日韓近世史が面白い!〔朝鮮出兵後の国交回復(前編)〕

罪人の陳述

朝鮮王朝は驚いた。想定よりずっと早く日本側が対応したからだ。
しかし、罪人に関しては、偽者であるとすぐにわかった。取り調べの段階で2人の罪人があらいざらいをぶちまけていたからだ。
「朝鮮王朝実録」の1606年11月17日の項には、罪人の陳述が次のように記録されている。まずは、麻古沙九(37歳)の発言から。
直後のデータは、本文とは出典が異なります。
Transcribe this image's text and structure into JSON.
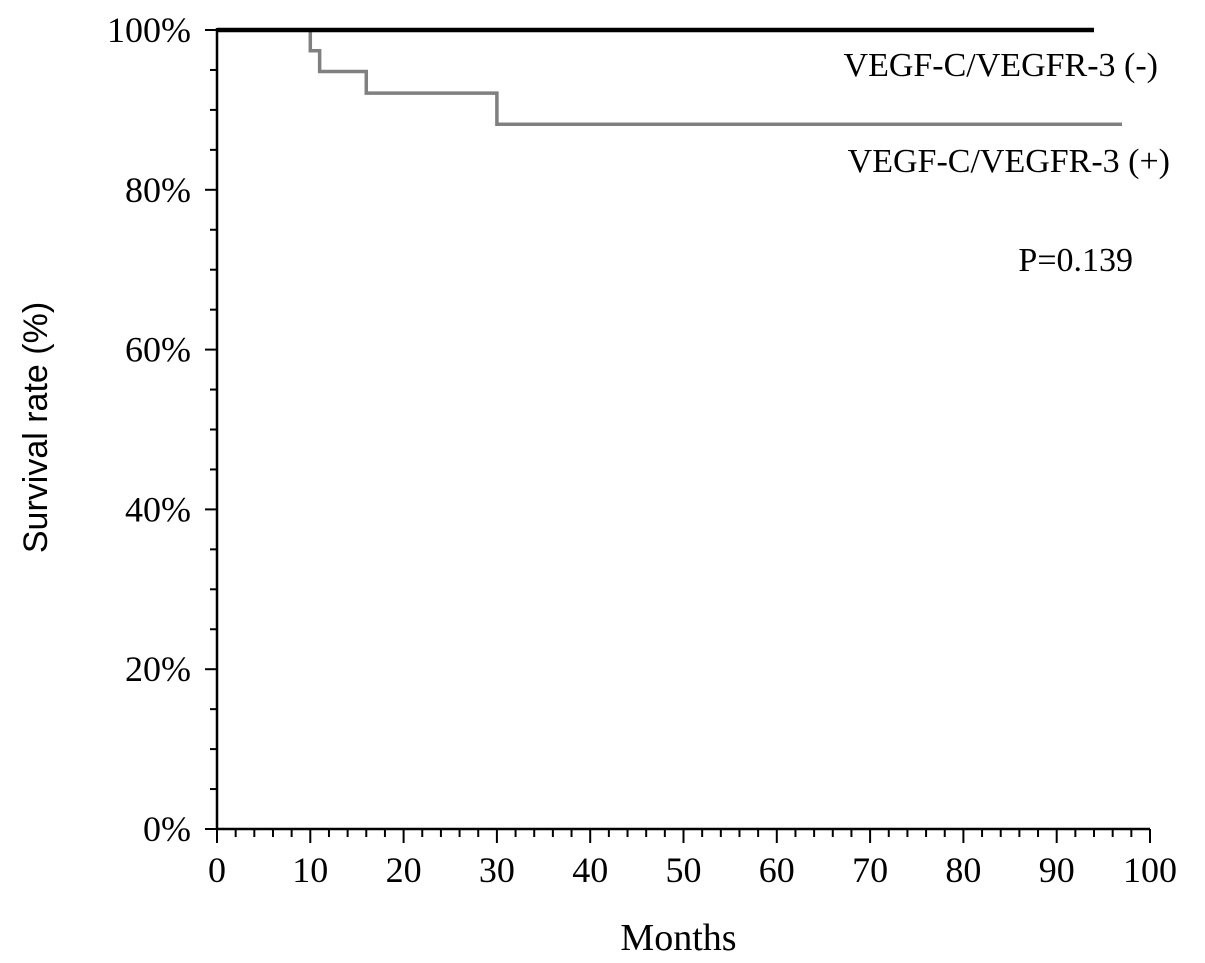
{
  "chart_data": {
    "type": "line",
    "subtype": "kaplan-meier step curve",
    "xlabel": "Months",
    "ylabel": "Survival rate (%)",
    "xlim": [
      0,
      100
    ],
    "ylim": [
      0,
      100
    ],
    "x_ticks": [
      "0",
      "10",
      "20",
      "30",
      "40",
      "50",
      "60",
      "70",
      "80",
      "90",
      "100"
    ],
    "y_ticks": [
      "0%",
      "20%",
      "40%",
      "60%",
      "80%",
      "100%"
    ],
    "grid": false,
    "series": [
      {
        "name": "VEGF-C/VEGFR-3 (-)",
        "color": "#000000",
        "x": [
          0,
          94
        ],
        "y": [
          100,
          100
        ]
      },
      {
        "name": "VEGF-C/VEGFR-3 (+)",
        "color": "#808080",
        "x": [
          0,
          10,
          11,
          16,
          30,
          97
        ],
        "y": [
          100,
          97.4,
          94.8,
          92.1,
          88.2,
          88.2
        ]
      }
    ],
    "annotations": [
      "P=0.139"
    ]
  }
}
俺は対馬の人間です。壬辰年(1592年)に藩の家臣の使用人として釜山の船着場にいただけで、都には行ったこともなく、陵も荒らしていません。ただし、罪をおかして対馬の田舎に逃げていたところ、去る10月8日の夜につかまり、ここに引っ張りだされてきたわけです。いったい、何を知っているというのですか。どうやって、知りもしない話をしゃべることができますか。もし誓約することを許してもらえるなら、3日以内に死ねという誓約でも固く守ってみせます。俺が抱えている事情はきわめて曖昧だけど、対馬に一度帰してくれるなら、またここに連れてこられて死んだとしても恨みはありません。